Harari vermischt den deskriptiven und normativen Diskurs: Während seine Aussagen so klingen, als wenn Harari bloß beschreibt, wie der Mensch seiner Meinung nach verfasst ist, ergibt sich im Kontext seiner Argumentation eine Rechtfertigung für das „Hacken“, für das Programmieren des Menschen. Die Menschenrechte sollten aber unabhängig von theologischen Erwägungen Geltung beanspruchen dürfen, d.h. auch wenn man annimmt, dass der Mensch keine Seele hat, ist es unethisch, ihn „programmieren“, also der Fremdbestimmung aussetzen zu wollen.

Bei der KI-Debatte geht es also weniger um die Möglichkeiten der Programmierung, der Bewusstwerdung von Maschinen oder die technische Singularität, sondern mehr um das Menschenbild, das solchen Überlegungen zugrunde liegt.

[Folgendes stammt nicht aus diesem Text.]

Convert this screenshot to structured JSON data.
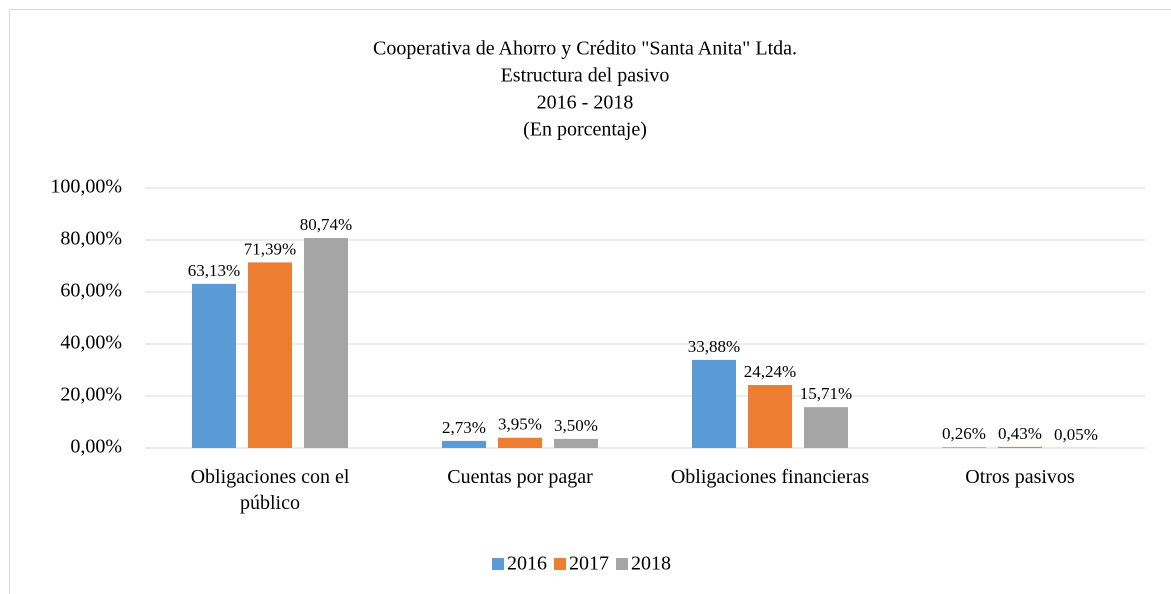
{
  "chart_data": {
    "type": "bar",
    "title": [
      "Cooperativa de Ahorro y Crédito \"Santa Anita\" Ltda.",
      "Estructura del pasivo",
      "2016 - 2018",
      "(En porcentaje)"
    ],
    "categories": [
      "Obligaciones con el público",
      "Cuentas por pagar",
      "Obligaciones financieras",
      "Otros pasivos"
    ],
    "series": [
      {
        "name": "2016",
        "color": "#5b9bd5",
        "values": [
          63.13,
          2.73,
          33.88,
          0.26
        ],
        "value_labels": [
          "63,13%",
          "2,73%",
          "33,88%",
          "0,26%"
        ]
      },
      {
        "name": "2017",
        "color": "#ed7d31",
        "values": [
          71.39,
          3.95,
          24.24,
          0.43
        ],
        "value_labels": [
          "71,39%",
          "3,95%",
          "24,24%",
          "0,43%"
        ]
      },
      {
        "name": "2018",
        "color": "#a5a5a5",
        "values": [
          80.74,
          3.5,
          15.71,
          0.05
        ],
        "value_labels": [
          "80,74%",
          "3,50%",
          "15,71%",
          "0,05%"
        ]
      }
    ],
    "ylim": [
      0,
      100
    ],
    "yticks": [
      {
        "value": 0,
        "label": "0,00%"
      },
      {
        "value": 20,
        "label": "20,00%"
      },
      {
        "value": 40,
        "label": "40,00%"
      },
      {
        "value": 60,
        "label": "60,00%"
      },
      {
        "value": 80,
        "label": "80,00%"
      },
      {
        "value": 100,
        "label": "100,00%"
      }
    ],
    "grid": true,
    "legend": "bottom"
  }
}
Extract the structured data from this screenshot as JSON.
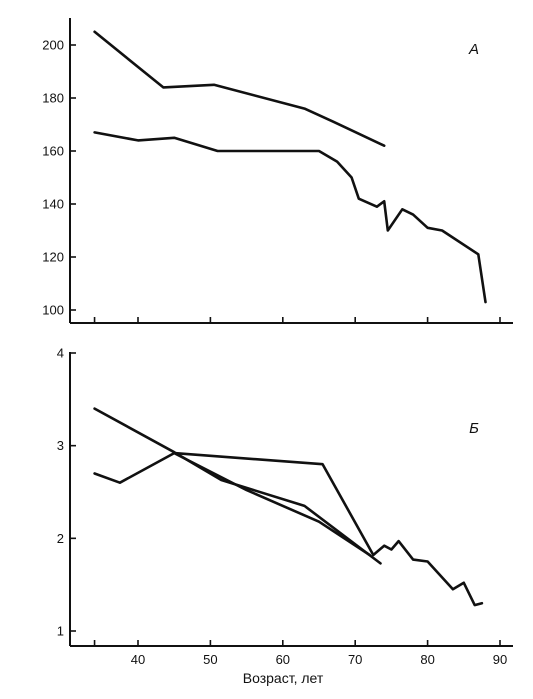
{
  "figure": {
    "xlabel": "Возраст, лет",
    "line_color": "#111111",
    "background": "#ffffff"
  },
  "chart_data": [
    {
      "type": "line",
      "panel_label": "А",
      "xlim": [
        30,
        90
      ],
      "ylim": [
        95,
        210
      ],
      "xticks": [
        40,
        50,
        60,
        70,
        80,
        90
      ],
      "xtick_labels": [],
      "yticks": [
        100,
        120,
        140,
        160,
        180,
        200
      ],
      "ytick_labels": [
        "100",
        "120",
        "140",
        "160",
        "180",
        "200"
      ],
      "grid": false,
      "series": [
        {
          "x": [
            34,
            43.5,
            50.5,
            63,
            67,
            74
          ],
          "y": [
            205,
            184,
            185,
            176,
            171,
            162
          ]
        },
        {
          "x": [
            34,
            40,
            45,
            51,
            58,
            65,
            67.5,
            69.5,
            70.5,
            73,
            74,
            74.5,
            76.5,
            78,
            80,
            82,
            87,
            88
          ],
          "y": [
            167,
            164,
            165,
            160,
            160,
            160,
            156,
            150,
            142,
            139,
            141,
            130,
            138,
            136,
            131,
            130,
            121,
            103
          ]
        }
      ]
    },
    {
      "type": "line",
      "panel_label": "Б",
      "xlim": [
        30,
        90
      ],
      "ylim": [
        0.9,
        4.05
      ],
      "xticks": [
        40,
        50,
        60,
        70,
        80,
        90
      ],
      "xtick_labels": [
        "40",
        "50",
        "60",
        "70",
        "80",
        "90"
      ],
      "yticks": [
        1,
        2,
        3,
        4
      ],
      "ytick_labels": [
        "1",
        "2",
        "3",
        "4"
      ],
      "grid": false,
      "series": [
        {
          "x": [
            34,
            45,
            51.5,
            63,
            73.5
          ],
          "y": [
            3.4,
            2.93,
            2.63,
            2.35,
            1.73
          ]
        },
        {
          "x": [
            34,
            37.5,
            45,
            65.5,
            72.5,
            74,
            75,
            76,
            78,
            80,
            83.5,
            85,
            86.5,
            87.5
          ],
          "y": [
            2.7,
            2.6,
            2.92,
            2.8,
            1.82,
            1.92,
            1.88,
            1.97,
            1.77,
            1.75,
            1.45,
            1.52,
            1.28,
            1.3
          ]
        },
        {
          "x": [
            45,
            55,
            65,
            72
          ],
          "y": [
            2.92,
            2.52,
            2.18,
            1.82
          ]
        }
      ]
    }
  ]
}
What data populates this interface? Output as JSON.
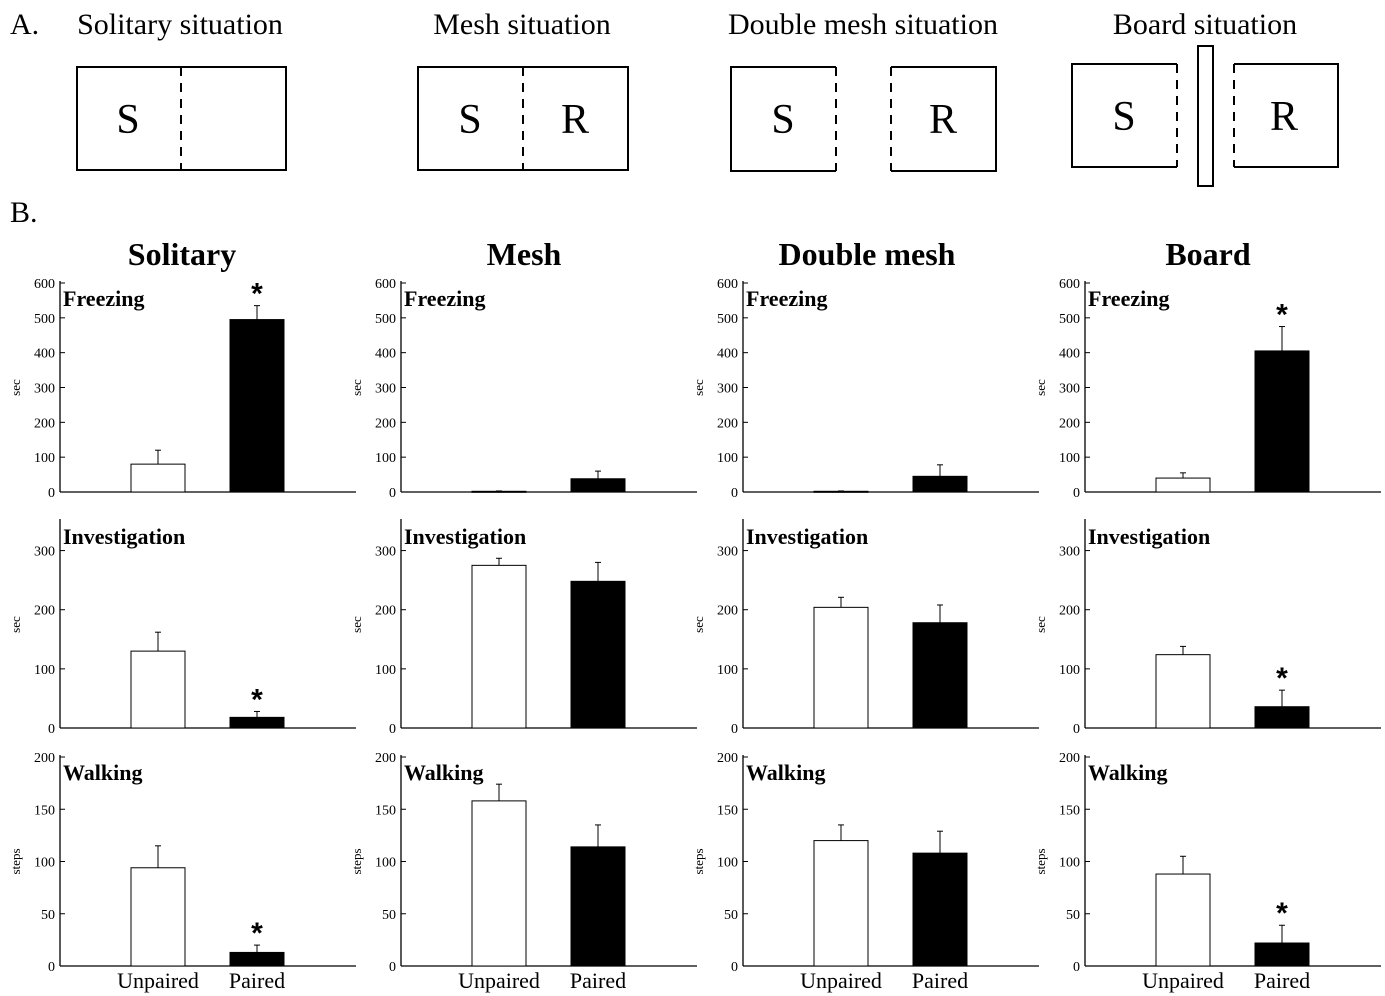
{
  "panel_a": {
    "letter": "A.",
    "situations": [
      {
        "title": "Solitary situation",
        "left_label": "S",
        "right_label": ""
      },
      {
        "title": "Mesh situation",
        "left_label": "S",
        "right_label": "R"
      },
      {
        "title": "Double mesh situation",
        "left_label": "S",
        "right_label": "R"
      },
      {
        "title": "Board situation",
        "left_label": "S",
        "right_label": "R"
      }
    ]
  },
  "panel_b": {
    "letter": "B.",
    "columns": [
      "Solitary",
      "Mesh",
      "Double mesh",
      "Board"
    ],
    "row_labels": [
      "Freezing",
      "Investigation",
      "Walking"
    ],
    "units": [
      "sec",
      "sec",
      "steps"
    ],
    "x_categories": [
      "Unpaired",
      "Paired"
    ],
    "significance_marker": "*",
    "colors": {
      "unpaired_fill": "#ffffff",
      "paired_fill": "#000000",
      "axis": "#000000"
    }
  },
  "chart_data": [
    {
      "type": "bar",
      "title": "Solitary",
      "subplot": "Freezing",
      "ylabel": "sec",
      "ylim": [
        0,
        600
      ],
      "yticks": [
        0,
        100,
        200,
        300,
        400,
        500,
        600
      ],
      "categories": [
        "Unpaired",
        "Paired"
      ],
      "values": [
        80,
        495
      ],
      "errors": [
        40,
        40
      ],
      "significant": [
        false,
        true
      ]
    },
    {
      "type": "bar",
      "title": "Mesh",
      "subplot": "Freezing",
      "ylabel": "sec",
      "ylim": [
        0,
        600
      ],
      "yticks": [
        0,
        100,
        200,
        300,
        400,
        500,
        600
      ],
      "categories": [
        "Unpaired",
        "Paired"
      ],
      "values": [
        2,
        38
      ],
      "errors": [
        1,
        22
      ],
      "significant": [
        false,
        false
      ]
    },
    {
      "type": "bar",
      "title": "Double mesh",
      "subplot": "Freezing",
      "ylabel": "sec",
      "ylim": [
        0,
        600
      ],
      "yticks": [
        0,
        100,
        200,
        300,
        400,
        500,
        600
      ],
      "categories": [
        "Unpaired",
        "Paired"
      ],
      "values": [
        2,
        45
      ],
      "errors": [
        1,
        33
      ],
      "significant": [
        false,
        false
      ]
    },
    {
      "type": "bar",
      "title": "Board",
      "subplot": "Freezing",
      "ylabel": "sec",
      "ylim": [
        0,
        600
      ],
      "yticks": [
        0,
        100,
        200,
        300,
        400,
        500,
        600
      ],
      "categories": [
        "Unpaired",
        "Paired"
      ],
      "values": [
        40,
        405
      ],
      "errors": [
        15,
        70
      ],
      "significant": [
        false,
        true
      ]
    },
    {
      "type": "bar",
      "subplot": "Investigation",
      "ylabel": "sec",
      "ylim": [
        0,
        350
      ],
      "yticks": [
        0,
        100,
        200,
        300
      ],
      "categories": [
        "Unpaired",
        "Paired"
      ],
      "values": [
        130,
        18
      ],
      "errors": [
        32,
        10
      ],
      "significant": [
        false,
        true
      ]
    },
    {
      "type": "bar",
      "subplot": "Investigation",
      "ylabel": "sec",
      "ylim": [
        0,
        350
      ],
      "yticks": [
        0,
        100,
        200,
        300
      ],
      "categories": [
        "Unpaired",
        "Paired"
      ],
      "values": [
        275,
        248
      ],
      "errors": [
        12,
        32
      ],
      "significant": [
        false,
        false
      ]
    },
    {
      "type": "bar",
      "subplot": "Investigation",
      "ylabel": "sec",
      "ylim": [
        0,
        350
      ],
      "yticks": [
        0,
        100,
        200,
        300
      ],
      "categories": [
        "Unpaired",
        "Paired"
      ],
      "values": [
        204,
        178
      ],
      "errors": [
        17,
        30
      ],
      "significant": [
        false,
        false
      ]
    },
    {
      "type": "bar",
      "subplot": "Investigation",
      "ylabel": "sec",
      "ylim": [
        0,
        350
      ],
      "yticks": [
        0,
        100,
        200,
        300
      ],
      "categories": [
        "Unpaired",
        "Paired"
      ],
      "values": [
        124,
        36
      ],
      "errors": [
        14,
        28
      ],
      "significant": [
        false,
        true
      ]
    },
    {
      "type": "bar",
      "subplot": "Walking",
      "ylabel": "steps",
      "ylim": [
        0,
        200
      ],
      "yticks": [
        0,
        50,
        100,
        150,
        200
      ],
      "categories": [
        "Unpaired",
        "Paired"
      ],
      "values": [
        94,
        13
      ],
      "errors": [
        21,
        7
      ],
      "significant": [
        false,
        true
      ]
    },
    {
      "type": "bar",
      "subplot": "Walking",
      "ylabel": "steps",
      "ylim": [
        0,
        200
      ],
      "yticks": [
        0,
        50,
        100,
        150,
        200
      ],
      "categories": [
        "Unpaired",
        "Paired"
      ],
      "values": [
        158,
        114
      ],
      "errors": [
        16,
        21
      ],
      "significant": [
        false,
        false
      ]
    },
    {
      "type": "bar",
      "subplot": "Walking",
      "ylabel": "steps",
      "ylim": [
        0,
        200
      ],
      "yticks": [
        0,
        50,
        100,
        150,
        200
      ],
      "categories": [
        "Unpaired",
        "Paired"
      ],
      "values": [
        120,
        108
      ],
      "errors": [
        15,
        21
      ],
      "significant": [
        false,
        false
      ]
    },
    {
      "type": "bar",
      "subplot": "Walking",
      "ylabel": "steps",
      "ylim": [
        0,
        200
      ],
      "yticks": [
        0,
        50,
        100,
        150,
        200
      ],
      "categories": [
        "Unpaired",
        "Paired"
      ],
      "values": [
        88,
        22
      ],
      "errors": [
        17,
        17
      ],
      "significant": [
        false,
        true
      ]
    }
  ]
}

Wenn von Musk bis Kurzweil die KI-Forscher davon ausgehen, dass spätestens die technische Singularität zu Konflikten zwischen Menschen und Maschine führen wird, dann stellt sich die Frage, warum so emsig weiter an der KI geforscht wird. Wenn zu befürchten steht, dass irgendwann der Stecker gezogen werden muss und die KI sich vielleicht sogar aus Selbstschutz dagegen wehren würde, warum lässt man es dann nicht sein? Was sind die potenziellen positiven Effekte einer starken, bewussten KI für die Menschheit und wiegen sie die Risiken auf?

Geht es bei der KI-Debatte letztendlich um ganz andere Dinge als die Möglichkeiten und Risiken ihrer Realisation?